In the early days of micro computing, memory space was often limited so the disk operating system was an extension of the operating system. This component was only loaded if it was needed. Otherwise, disk access would be limited to low-level operating such as reading and writing disks at the sector level.
Examples of disk operating systems that were extensions to the main operating system include Apple DOS for Apple computers, Commodore DOS for Commodore computers, and Disc Filing System or DFS
Sometimes a disk operating system can refer to the entire operating system if it is loaded off a disk and supports the abstraction and management of disk devices. Disk operating systems are often referred to as DOS. Some examples would include DOS/360 and Free DOS. On the PC compatible platform, an entire family of operating systems was called DOS.
Microsoft used the disk operating system as a basis for their first marketable operating system on the computer market. MS-DOS (Microsoft Disk Operating System) was the first of its kind although it wasn’t exactly user-friendly. It required the entry of commands manually by the user to manipulate data and navigate the computer. This proved to be confusing for the everyday user.

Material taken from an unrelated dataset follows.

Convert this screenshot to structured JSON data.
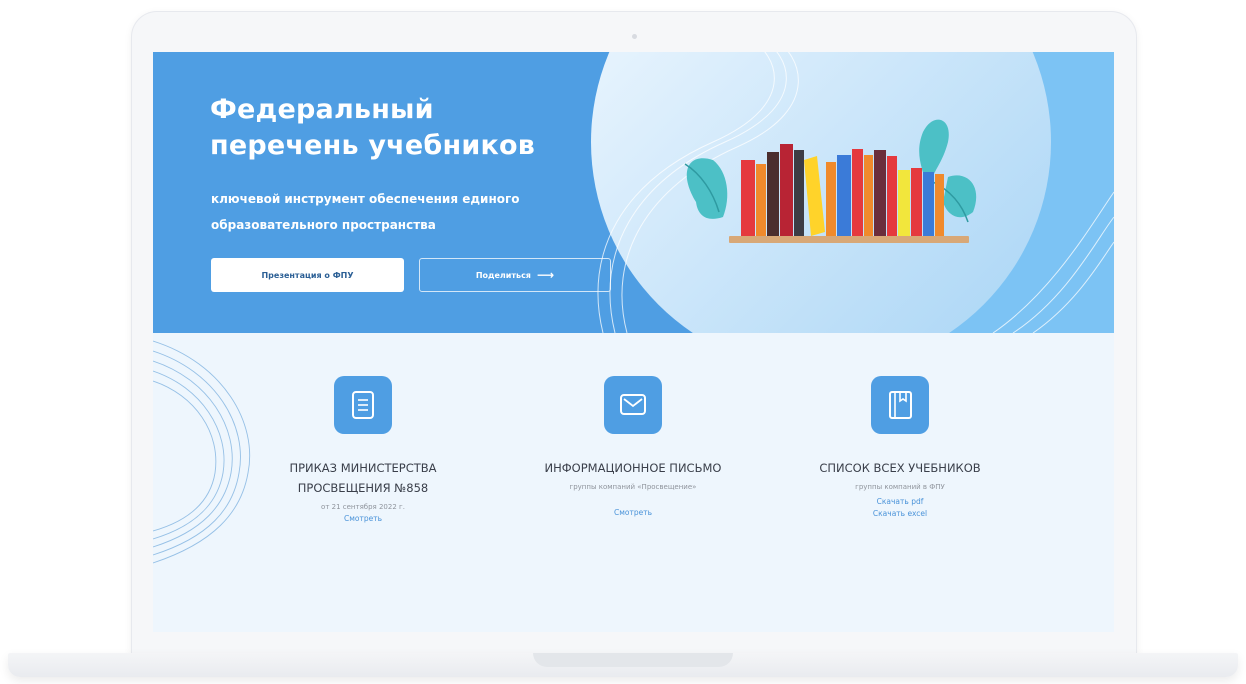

DOS, however, would prove to be the basis for many of the operating systems we now know today. Some versions of Windows still contain ways for a user to bring up the MS-DOS system from the GUI which can be good when trying to fix system errors or to activate system restore.
The disk operating system runs in the background and lets the computer know what to do upon start up, where to store files, what to name those files, and formatting disks to name just a few of the functions of this system. DOS has helped bring personal computing into our homes and businesses on a new level. Prior to the invention of the disk operating system, using a computer was too complicated for most people.
Today, thanks to the technology that the disk operating system has offered, we can work on computers with ease and not worry about what’s going on when we push the “Power” button. The disk operating system does it for us! Now that’s productive!